Peki, şu sıralar Ertuğruloğlu üzerinden yükselen sağ cenahtaki bu atağın sebebi nedir?
“Yetki devretme ve bağlanma” söylemleri üzerinden yükseltilen bu teslimiyetçi siyaset Tahsin Bey’in kendi fantezisi midir yoksa daha bütünlüklü bir siyasal projenin bir parçası mıdır?
Bunu anlamak için daha büyük resme bakmamız gerekli.
Türkiye’de 15 yıldır süren AKP iktidarıyla birlikte Ankara’nın Kıbrıs’ın kuzeyine yönelik sürdürdüğü dayatma siyasetinde de gözle görünür bir vites yükseltme yaşanmaktadır.
Bu hem AKP’nin siyasal karakteri, hem Kıbrıslı Türk işbirlikçi siyasetlerin omurgasızlığı hem de neo-liberal dönemin bir sonucudur.
Daha önceleri belli başlı konularda kısmi bir müdahaleyi yeterli bulan Ankara, AKP’yle birlikte Kıbrıs’ın kuzeyinde neredeyse her konuya müdahale etmektedir.
Siyaset, ekonomi, güvenlik, eğitim, turizm, inanç, kültür, doğa… Neredeyse her şey AKP’nin ablukası altındadır.
Müdahalenin boyutu bu şekilde olunca kendi siyasal kariyerini Ankara’ya bağlamış olan siyasal özneler de ona göre bir şekle girmektedir.
Yeri geldiğinde Ankara’daki hükümetleri pasif bulacak kadar “Ankaracı” olan Rauf Denktaş’ın kendi için yarattığı ve Ankara ile uyumlu işbirlikçi siyasetlere yarattığı kısmi özerk alan dahi yoktur artık.
Göstermelik saygı bile asgaridedir.
AKP’nin dayattığı Ankara ile uyumlu çalışmanın karşılığı, “maaşınız kaç?” sorusuna “7,5-8 efendim” diye cevap veren dönemin başbakanı İrsen Küçük ile cisimleşebilecek bir onursuz siyasettir.
Ve bu sadece kendini sağ olarak tanımlayan partilerin değil Ankara’yla uyumlu olmayı hedefleyen her partinin kaçınılmaz pratiğidir.
Aradaki farklar biçimsellikten öteye gidemez.

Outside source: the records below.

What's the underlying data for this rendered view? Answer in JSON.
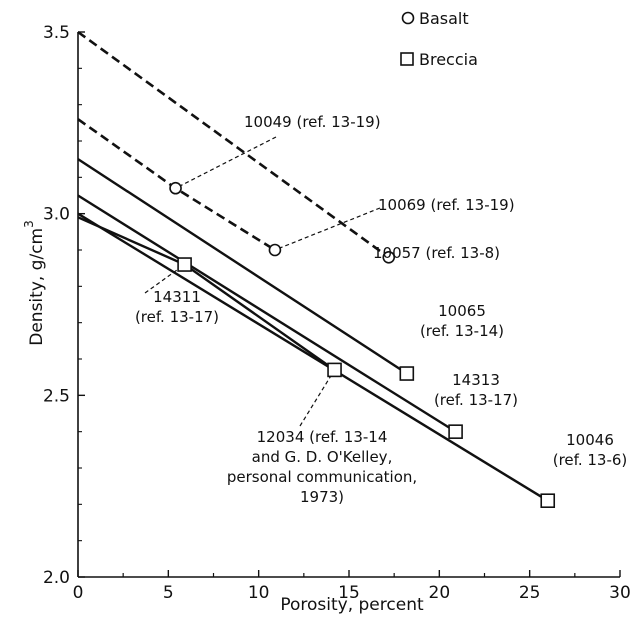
{
  "chart_data": {
    "type": "line",
    "xlabel": "Porosity, percent",
    "ylabel": "Density, g/cm",
    "ylabel_superscript": "3",
    "xlim": [
      0,
      30
    ],
    "ylim": [
      2.0,
      3.5
    ],
    "x_ticks": [
      "0",
      "5",
      "10",
      "15",
      "20",
      "25",
      "30"
    ],
    "y_ticks": [
      "2.0",
      "2.5",
      "3.0",
      "3.5"
    ],
    "grid": false,
    "legend_position": "top-right",
    "legend": [
      {
        "name": "Basalt",
        "marker": "circle"
      },
      {
        "name": "Breccia",
        "marker": "square"
      }
    ],
    "series": [
      {
        "group": "Basalt",
        "style": "dashed",
        "marker": "circle",
        "x": [
          0,
          17.2
        ],
        "y": [
          3.5,
          2.88
        ]
      },
      {
        "group": "Basalt",
        "style": "dashed",
        "marker": "circle",
        "x": [
          0,
          5.4,
          10.9
        ],
        "y": [
          3.26,
          3.07,
          2.9
        ]
      },
      {
        "group": "Breccia",
        "style": "solid",
        "marker": "square",
        "x": [
          0,
          18.2
        ],
        "y": [
          3.15,
          2.56
        ]
      },
      {
        "group": "Breccia",
        "style": "solid",
        "marker": "square",
        "x": [
          0,
          20.9
        ],
        "y": [
          3.05,
          2.4
        ]
      },
      {
        "group": "Breccia",
        "style": "solid",
        "marker": "square",
        "x": [
          0,
          26.0
        ],
        "y": [
          3.0,
          2.21
        ]
      },
      {
        "group": "Breccia",
        "style": "solid",
        "marker": "square",
        "x": [
          0,
          5.9,
          14.2
        ],
        "y": [
          2.99,
          2.86,
          2.57
        ]
      }
    ],
    "annotations": [
      {
        "lines": [
          "10049 (ref. 13-19)"
        ],
        "target": [
          5.4,
          3.07
        ],
        "leader": true
      },
      {
        "lines": [
          "10069 (ref. 13-19)"
        ],
        "target": [
          10.9,
          2.9
        ],
        "leader": true
      },
      {
        "lines": [
          "10057 (ref. 13-8)"
        ],
        "target": [
          17.2,
          2.88
        ],
        "leader": false
      },
      {
        "lines": [
          "14311",
          "(ref. 13-17)"
        ],
        "target": [
          5.9,
          2.86
        ],
        "leader": true
      },
      {
        "lines": [
          "10065",
          "(ref. 13-14)"
        ],
        "target": [
          18.2,
          2.56
        ],
        "leader": false
      },
      {
        "lines": [
          "14313",
          "(ref. 13-17)"
        ],
        "target": [
          20.9,
          2.4
        ],
        "leader": false
      },
      {
        "lines": [
          "10046",
          "(ref. 13-6)"
        ],
        "target": [
          26.0,
          2.21
        ],
        "leader": false
      },
      {
        "lines": [
          "12034 (ref. 13-14",
          "and G. D. O'Kelley,",
          "personal communication,",
          "1973)"
        ],
        "target": [
          14.2,
          2.57
        ],
        "leader": true
      }
    ]
  }
}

UBP’nin Dışişleri Bakanı’na yürütmekle yükümlü olduğu işleri devretmekten bahsettiren, Kıbrıslı Türk halkının neredeyse bir bütün halinde karşı olduğu koordinasyon ofisini DP’nin Başbakan Yardımcısı Serdar Denktaş’a ölümüne savundurtan, Dönemin CTP Başbakanı Özkan Yorgancıoğlu’na İlahiyat Koleji kurdelesi kestirten faktör Ankara’yla uyumlu çalışma siyasetinden başkası değildir.

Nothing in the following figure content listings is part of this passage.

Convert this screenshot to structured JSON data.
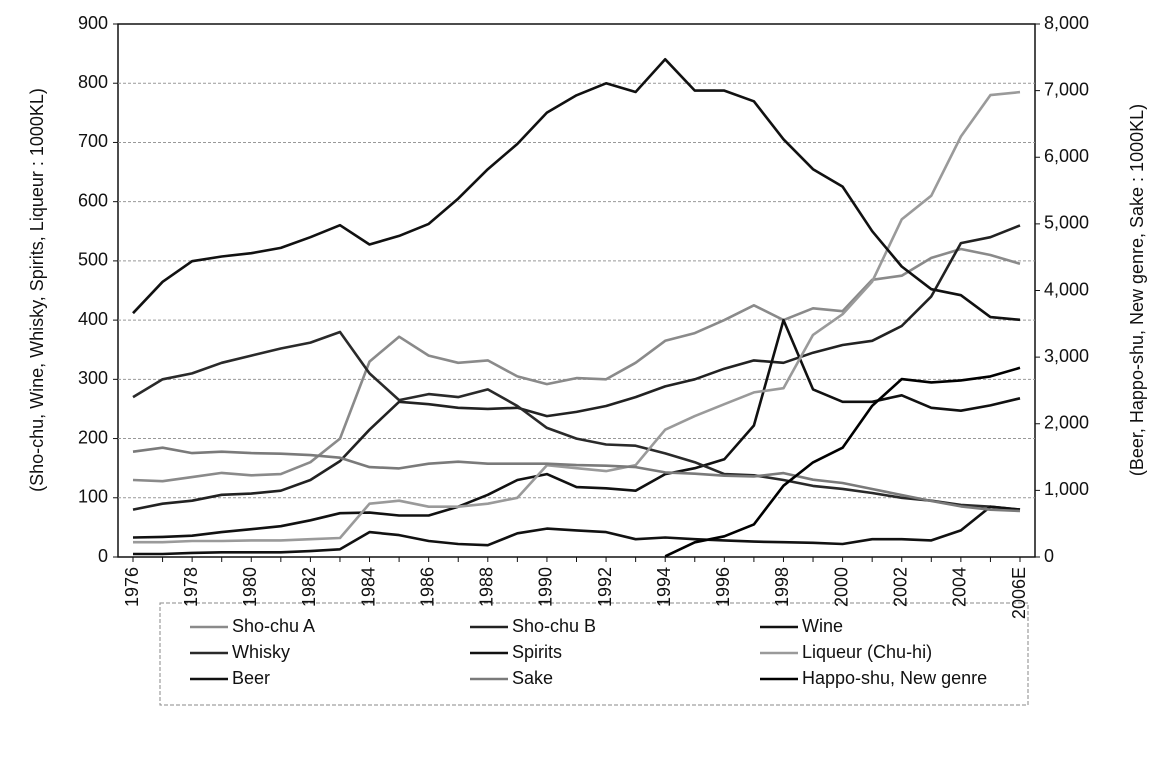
{
  "chart_data": {
    "type": "line",
    "ylabel": "(Sho-chu, Wine, Whisky, Spirits, Liqueur : 1000KL)",
    "y2label": "(Beer,  Happo-shu, New genre, Sake : 1000KL)",
    "categories": [
      "1976",
      null,
      "1978",
      null,
      "1980",
      null,
      "1982",
      null,
      "1984",
      null,
      "1986",
      null,
      "1988",
      null,
      "1990",
      null,
      "1992",
      null,
      "1994",
      null,
      "1996",
      null,
      "1998",
      null,
      "2000",
      null,
      "2002",
      null,
      "2004",
      null,
      "2006E"
    ],
    "ylim": [
      0,
      900
    ],
    "yticks": [
      0,
      100,
      200,
      300,
      400,
      500,
      600,
      700,
      800,
      900
    ],
    "y2lim": [
      0,
      8000
    ],
    "y2ticks": [
      0,
      {
        "value": 1000,
        "label": "1,000"
      },
      {
        "value": 2000,
        "label": "2,000"
      },
      {
        "value": 3000,
        "label": "3,000"
      },
      {
        "value": 4000,
        "label": "4,000"
      },
      {
        "value": 5000,
        "label": "5,000"
      },
      {
        "value": 6000,
        "label": "6,000"
      },
      {
        "value": 7000,
        "label": "7,000"
      },
      {
        "value": 8000,
        "label": "8,000"
      }
    ],
    "grid": true,
    "legend": "bottom",
    "series": [
      {
        "name": "Sho-chu A",
        "color": "#8a8a8a",
        "values": [
          130,
          128,
          135,
          142,
          138,
          140,
          160,
          200,
          330,
          372,
          340,
          328,
          332,
          305,
          292,
          302,
          300,
          328,
          365,
          378,
          400,
          425,
          400,
          420,
          415,
          468,
          475,
          505,
          520,
          510,
          495
        ]
      },
      {
        "name": "Sho-chu B",
        "color": "#222222",
        "values": [
          80,
          90,
          95,
          105,
          107,
          112,
          130,
          162,
          215,
          262,
          258,
          252,
          250,
          252,
          238,
          245,
          255,
          270,
          288,
          300,
          318,
          332,
          328,
          345,
          358,
          365,
          390,
          440,
          530,
          540,
          560
        ]
      },
      {
        "name": "Wine",
        "color": "#111111",
        "values": [
          33,
          34,
          36,
          42,
          47,
          52,
          62,
          74,
          75,
          70,
          70,
          85,
          105,
          130,
          140,
          118,
          116,
          112,
          140,
          150,
          165,
          222,
          400,
          283,
          262,
          262,
          273,
          252,
          247,
          256,
          268
        ]
      },
      {
        "name": "Whisky",
        "color": "#2a2a2a",
        "values": [
          270,
          300,
          310,
          328,
          340,
          352,
          362,
          380,
          310,
          265,
          275,
          270,
          283,
          255,
          218,
          200,
          190,
          188,
          175,
          160,
          140,
          138,
          130,
          120,
          115,
          108,
          100,
          95,
          88,
          85,
          80
        ]
      },
      {
        "name": "Spirits",
        "color": "#111111",
        "values": [
          5,
          5,
          7,
          8,
          8,
          8,
          10,
          13,
          42,
          37,
          27,
          22,
          20,
          40,
          48,
          45,
          42,
          30,
          33,
          30,
          28,
          26,
          25,
          24,
          22,
          30,
          30,
          28,
          45,
          85,
          80
        ]
      },
      {
        "name": "Liqueur (Chu-hi)",
        "color": "#9a9a9a",
        "values": [
          25,
          25,
          27,
          27,
          28,
          28,
          30,
          32,
          90,
          95,
          85,
          85,
          90,
          100,
          155,
          150,
          145,
          155,
          215,
          238,
          258,
          278,
          285,
          375,
          410,
          465,
          570,
          610,
          710,
          780,
          785
        ]
      },
      {
        "name": "Beer",
        "color": "#111111",
        "axis": "y2",
        "values": [
          3660,
          4130,
          4440,
          4510,
          4560,
          4640,
          4800,
          4980,
          4690,
          4820,
          5000,
          5380,
          5820,
          6200,
          6670,
          6930,
          7110,
          6980,
          7470,
          7000,
          7000,
          6840,
          6270,
          5820,
          5560,
          4890,
          4360,
          4020,
          3930,
          3600,
          3560
        ]
      },
      {
        "name": "Sake",
        "color": "#7a7a7a",
        "axis": "y2",
        "values": [
          1580,
          1640,
          1560,
          1580,
          1560,
          1550,
          1530,
          1490,
          1350,
          1330,
          1400,
          1430,
          1400,
          1400,
          1400,
          1380,
          1370,
          1350,
          1270,
          1250,
          1220,
          1210,
          1260,
          1160,
          1110,
          1020,
          930,
          840,
          760,
          710,
          690
        ]
      },
      {
        "name": "Happo-shu, New genre",
        "color": "#000000",
        "axis": "y2",
        "values": [
          null,
          null,
          null,
          null,
          null,
          null,
          null,
          null,
          null,
          null,
          null,
          null,
          null,
          null,
          null,
          null,
          null,
          null,
          10,
          220,
          310,
          490,
          1070,
          1420,
          1640,
          2270,
          2670,
          2620,
          2650,
          2710,
          2840
        ]
      }
    ]
  }
}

Ankara’yla uyumlu çalışmanın adı AKP’ye kendine bağlı bir mahalle örgütü gibi itaat etmektir.
Tüm bunlar üstünden açıkça görüldüğü gibi Kıbrıslı Türk siyaseti bugün bir ikilemle karşı karşıyadır.
Kıbrıs sorununda bir hareketlilik yaşanır veya yaşanmaz(ki bu da Ankara’yla kurulan ilişkiyle yakından alakalıdır) geçerli olan bu ikilem; Ankara’yla kavgayı göze almayan bir siyasetin mevcut hükümetle aynı sonucu yaşayacağıdır.
Verilmesi gereken bu kavgayı da dayatan AKP’dir.
Çünkü Ankara hükümetlerinin geleneksel Kıbrıs siyaseti Kıbrıslı Türk halkının çıkarlarıyla çelişmektedir ve bu siyasetin AKP ile ulaştığı nokta merkez sol siyasetlere dahi alan bırakmamaktadır.
Göstermelik bir iktidarın da, Ankara’yla uyumlu bir muhalefetin imkanı da yoktur.
Dolayısıyla bugünün mevzusu aktif siyasete yeni girmeyi “temizlik” ya da başkan değiştirmeyi yenilik sayan partilerin varlığı değil AKP ile karşı karşıya gelmeyi göze alan bir siyasal hareketin yaratılmasıdır.
Bu mücadelenin zemini hazırdır, eksik olan bu zemini temsil edecek siyasal iradedir.
Giderek daralan bir alanda bizim için tek seçenek direnmek, gerisi onursuz bir teslimiyettir.
Aksi takdirde her seçim bir “aynı” değiştirmek olacak ve daha da kötüsü halk bu çemberin dışını hayal etmeyi bile bırakacaktır.